Tell us about yourself?
I’m the Communications Manager for CRC TiME, working in the wonderful External Relations and Impact team.
After my PhD, I made my way to teaching and lecturing in Communication Studies and English and Literary studies. From there, I realised the best way I could make an impact in the research world is to apply those communication skills to share the stories of research findings. I’ve worked with and for university-based research organisations for over ten years, writing about everything from nanoscience, to environmental ethics, to adolescent mental health, to cannabidiol research, to sports policy, and so much in between. It’s a real privilege to work with great minds, translating their rigorous research findings and reports into modes that the public and potential collaborators can access, without being reductive.
An experienced ‘comms person’ is an all-rounder – from making videos, to writing in many modes and forms, to managing annual reports, all the way to ensuring websites are accessible to those on-screen readers.
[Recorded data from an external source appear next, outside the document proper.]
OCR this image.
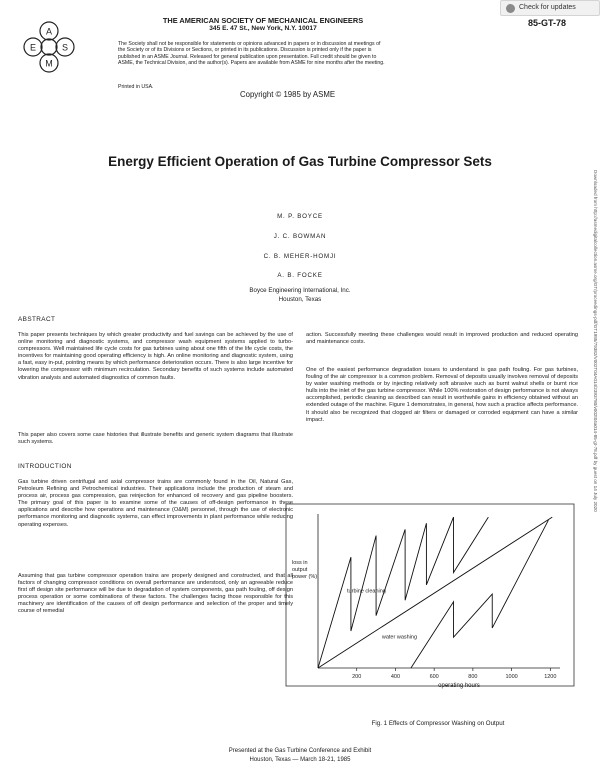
Check for updates
A
S
M
E
THE AMERICAN SOCIETY OF MECHANICAL ENGINEERS
345 E. 47 St., New York, N.Y. 10017
85-GT-78
The Society shall not be responsible for statements or opinions advanced in papers or in discussion at meetings of the Society or of its Divisions or Sections, or printed in its publications. Discussion is printed only if the paper is published in an ASME Journal. Released for general publication upon presentation. Full credit should be given to ASME, the Technical Division, and the author(s). Papers are available from ASME for nine months after the meeting.
Printed in USA.
Copyright © 1985 by ASME
Energy Efficient Operation of Gas Turbine Compressor Sets
M. P. BOYCE
J. C. BOWMAN
C. B. MEHER-HOMJI
A. B. FOCKE
Boyce Engineering International, Inc.
Houston, Texas
ABSTRACT
This paper presents techniques by which greater productivity and fuel savings can be achieved by the use of online monitoring and diagnostic systems, and compressor wash equipment systems applied to turbo-compressors. Well maintained life cycle costs for gas turbines using about one fifth of the life cycle costs, the incentives for maintaining good operating efficiency is high. An online monitoring and diagnostic system, using a fast, easy in-put, pointing means by which performance deterioration occurs. There is also large incentive for lowering the compressor with minimum recirculation. Secondary benefits of such systems include automated vibration analysis and automated diagnostics of common faults.
This paper also covers some case histories that illustrate benefits and generic system diagrams that illustrate such systems.
INTRODUCTION
Gas turbine driven centrifugal and axial compressor trains are commonly found in the Oil, Natural Gas, Petroleum Refining and Petrochemical industries. Their applications include the production of steam and process air, process gas compression, gas reinjection for enhanced oil recovery and gas pipeline boosters. The primary goal of this paper is to examine some of the causes of off-design performance in these applications and describe how operations and maintenance (O&M) personnel, through the use of electronic performance monitoring and diagnostic systems, can effect improvements in plant performance while reducing operating expenses.
Assuming that gas turbine compressor operation trains are properly designed and constructed, and that all factors of changing compressor conditions on overall performance are understood, only an agreeable reduce first off design site performance will be due to degradation of system components, gas path fouling, off design process operation or some combinations of these factors. The challenges facing those responsible for this machinery are identification of the causes of off design performance and selection of the proper and timely course of remedial
action. Successfully meeting these challenges would result in improved production and reduced operating and maintenance costs.
One of the easiest performance degradation issues to understand is gas path fouling. For gas turbines, fouling of the air compressor is a common problem. Removal of deposits usually involves removal of deposits by water washing methods or by injecting relatively soft abrasive such as burnt walnut shells or burnt rice hulls into the inlet of the gas turbine compressor. While 100% restoration of design performance is not always accomplished, periodic cleaning as described can result in worthwhile gains in efficiency obtained without an extended outage of the machine. Figure 1 demonstrates, in general, how such a practice affects performance. It should also be recognized that clogged air filters or damaged or corroded equipment can have a similar impact.
loss in
output
power (%)
200	400	600	800	1000	1200
turbine cleaning
water washing
operating hours
Fig. 1 Effects of Compressor Washing on Output
Presented at the Gas Turbine Conference and Exhibit
Houston, Texas — March 18-21, 1985
Downloaded from http://asmedigitalcollection.asme.org/GT/proceedings-pdf/GT1985/79382/V002T04A014/2393780/v002t04a014-85-gt-78.pdf by guest on 14 July 2020
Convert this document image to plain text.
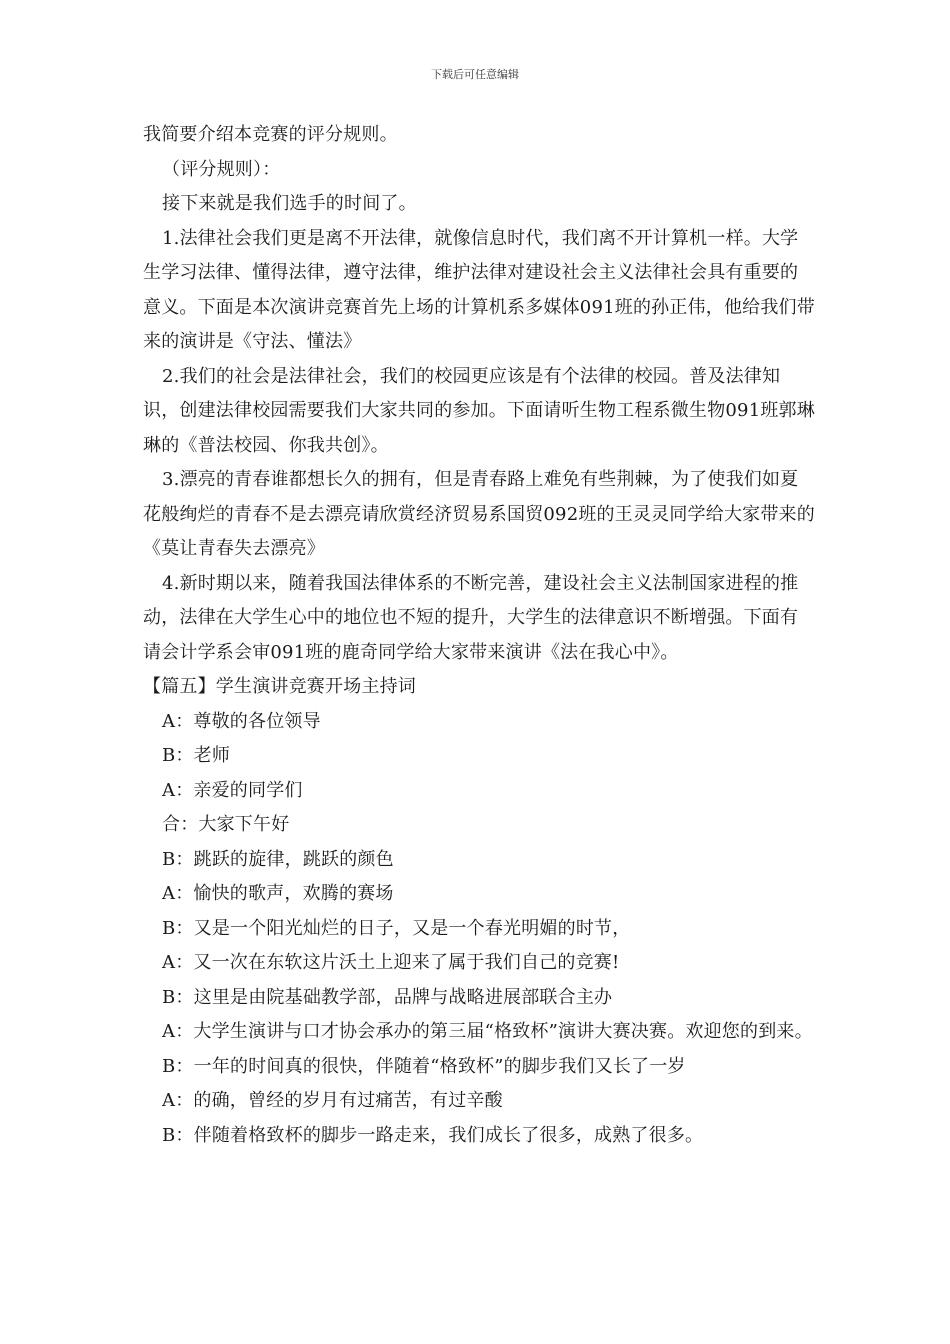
下载后可任意编辑

我简要介绍本竞赛的评分规则。

（评分规则）：

接下来就是我们选手的时间了。

1.法律社会我们更是离不开法律，就像信息时代，我们离不开计算机一样。大学生学习法律、懂得法律，遵守法律，维护法律对建设社会主义法律社会具有重要的意义。下面是本次演讲竞赛首先上场的计算机系多媒体091班的孙正伟，他给我们带来的演讲是《守法、懂法》

2.我们的社会是法律社会，我们的校园更应该是有个法律的校园。普及法律知识，创建法律校园需要我们大家共同的参加。下面请听生物工程系微生物091班郭琳琳的《普法校园、你我共创》。

3.漂亮的青春谁都想长久的拥有，但是青春路上难免有些荆棘，为了使我们如夏花般绚烂的青春不是去漂亮请欣赏经济贸易系国贸092班的王灵灵同学给大家带来的《莫让青春失去漂亮》

4.新时期以来，随着我国法律体系的不断完善，建设社会主义法制国家进程的推动，法律在大学生心中的地位也不短的提升，大学生的法律意识不断增强。下面有请会计学系会审091班的鹿奇同学给大家带来演讲《法在我心中》。

【篇五】学生演讲竞赛开场主持词

A：尊敬的各位领导

B：老师

A：亲爱的同学们

合：大家下午好

B：跳跃的旋律，跳跃的颜色

A：愉快的歌声，欢腾的赛场

B：又是一个阳光灿烂的日子，又是一个春光明媚的时节，

A：又一次在东软这片沃土上迎来了属于我们自己的竞赛!

B：这里是由院基础教学部，品牌与战略进展部联合主办

A：大学生演讲与口才协会承办的第三届“格致杯”演讲大赛决赛。欢迎您的到来。

B：一年的时间真的很快，伴随着“格致杯”的脚步我们又长了一岁

A：的确，曾经的岁月有过痛苦，有过辛酸

B：伴随着格致杯的脚步一路走来，我们成长了很多，成熟了很多。
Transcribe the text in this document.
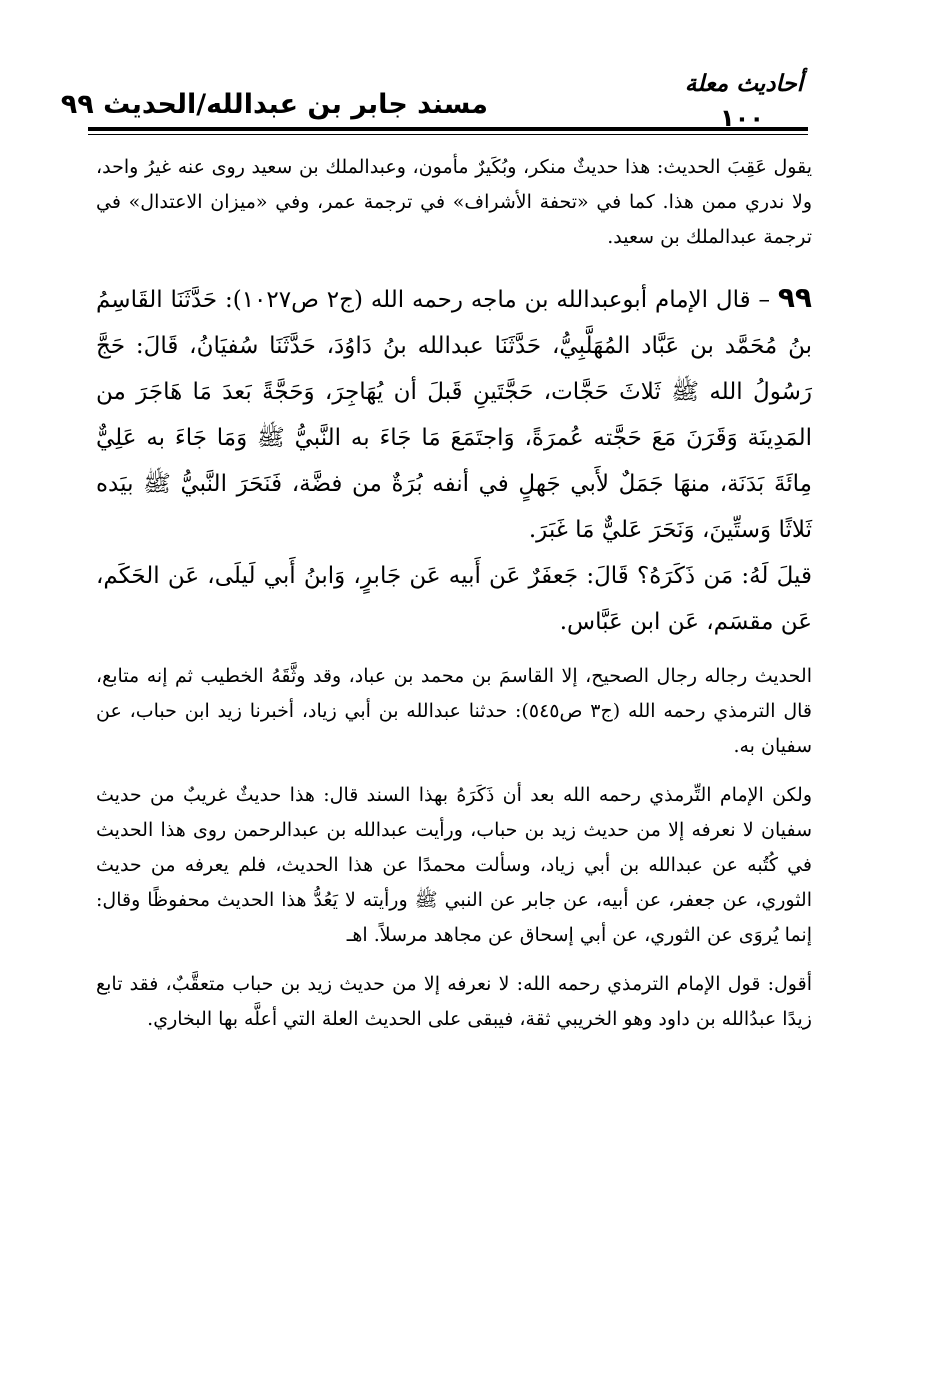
أحاديث معلة
١٠٠
مسند جابر بن عبدالله/الحديث ٩٩

يقول عَقِبَ الحديث: هذا حديثٌ منكر، وبُكَيرٌ مأمون، وعبدالملك بن سعيد روى عنه غيرُ واحد، ولا ندري ممن هذا. كما في «تحفة الأشراف» في ترجمة عمر، وفي «ميزان الاعتدال» في ترجمة عبدالملك بن سعيد.

٩٩ – قال الإمام أبوعبدالله بن ماجه رحمه الله (ج٢ ص١٠٢٧): حَدَّثَنَا القَاسِمُ بنُ مُحَمَّد بن عَبَّاد المُهَلَّبِيُّ، حَدَّثَنَا عبدالله بنُ دَاوُدَ، حَدَّثَنَا سُفيَانُ، قَالَ: حَجَّ رَسُولُ الله ﷺ ثَلاثَ حَجَّات، حَجَّتَينِ قَبلَ أن يُهَاجِرَ، وَحَجَّةً بَعدَ مَا هَاجَرَ من المَدِينَة وَقَرَنَ مَعَ حَجَّته عُمرَةً، وَاجتَمَعَ مَا جَاءَ به النَّبيُّ ﷺ وَمَا جَاءَ به عَلِيٌّ مِائَةَ بَدَنَة، منهَا جَمَلٌ لأَبي جَهلٍ في أنفه بُرَةٌ من فضَّة، فَنَحَرَ النَّبيُّ ﷺ بيَده ثَلاثًا وَستِّينَ، وَنَحَرَ عَليٌّ مَا غَبَرَ.

قيلَ لَهُ: مَن ذَكَرَهُ؟ قَالَ: جَعفَرٌ عَن أَبيه عَن جَابرٍ، وَابنُ أَبي لَيلَى، عَن الحَكَم، عَن مقسَم، عَن ابن عَبَّاس.

الحديث رجاله رجال الصحيح، إلا القاسمَ بن محمد بن عباد، وقد وثَّقَهُ الخطيب ثم إنه متابع، قال الترمذي رحمه الله (ج٣ ص٥٤٥): حدثنا عبدالله بن أبي زياد، أخبرنا زيد ابن حباب، عن سفيان به.

ولكن الإمام التِّرمذي رحمه الله بعد أن ذَكَرَهُ بهذا السند قال: هذا حديثٌ غريبٌ من حديث سفيان لا نعرفه إلا من حديث زيد بن حباب، ورأيت عبدالله بن عبدالرحمن روى هذا الحديث في كُتُبه عن عبدالله بن أبي زياد، وسألت محمدًا عن هذا الحديث، فلم يعرفه من حديث الثوري، عن جعفر، عن أبيه، عن جابر عن النبي ﷺ ورأيته لا يَعُدُّ هذا الحديث محفوظًا وقال: إنما يُروَى عن الثوري، عن أبي إسحاق عن مجاهد مرسلاً. اهـ

أقول: قول الإمام الترمذي رحمه الله: لا نعرفه إلا من حديث زيد بن حباب متعقَّبٌ، فقد تابع زيدًا عبدُالله بن داود وهو الخريبي ثقة، فيبقى على الحديث العلة التي أعلَّه بها البخاري.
In small teams, we’re PR, marketing, events, photography, graphic design, AV, and social media, rolled into one.
Running events is part and parcel of the job – it’s been truly memorable organising this year’s CRC TiME Annual Forum in the Latrobe Valley, somewhere I haven’t been before and can’t wait to visit.
What would you like people to take away from the forum?
There are two big benefits to these sorts of conference gatherings: first, it’s a unique and opportune time to take stock of the current state of things – in our case, post-mine transitions research – and how different sectors respond to these findings; and second, it’s a chance to take a breath, for ample conversations across roles and organisations to occur, and to set up or nurture mutually-beneficial relationships between delegates.
Part of our CRC’s mandate is to be the glue, the bridge – choose your metaphor – between people and organisations who are working towards a similar goal but would be stronger together. I like to think of us as continually expanding a Venn diagram of partner organisations, being the conduit for engagement across, between and through the natural silos that exist.
This year’s Forum program, as in other years, has been deeply co-designed by various partner organisation representatives and others, and the event itself has been lovingly shaped with much input from those in the region.
What are you most excited about for the forum?
Personally, I can’t wait to experience regional Victoria for the first time. I’m looking forward to, in particular, the site visits at Yallourn and Hazelwood. While the logistics of a regional conference of this nature have been challenging, it’s been wonderful working with the locals to bring some memorable experiences to delegates.
Of course, being from South-West WA, I’m rather excited to try the famed tipple at Narkoojee Winery and compare it to some of our own award-winning drops.
In your time working with partners in the Latrobe Valley, what have you learned most about the area?
There’s deep pride of place – both a deep respect for the past, but also a yearning to create a sustainable future of benefit to all locals. I’ve learned about the importance and complexities of water and waterways in the Valley, the Gunaikurnai five clans working together to care for Country, and the significant stories, memories and hopes that come out of the region’s coal mining industry.
The Latrobe Valley is the perfect case study to convene in and discuss, at such a momentous turning point in its coal industry. I’m very much looking forward to helping take delegates on that journey.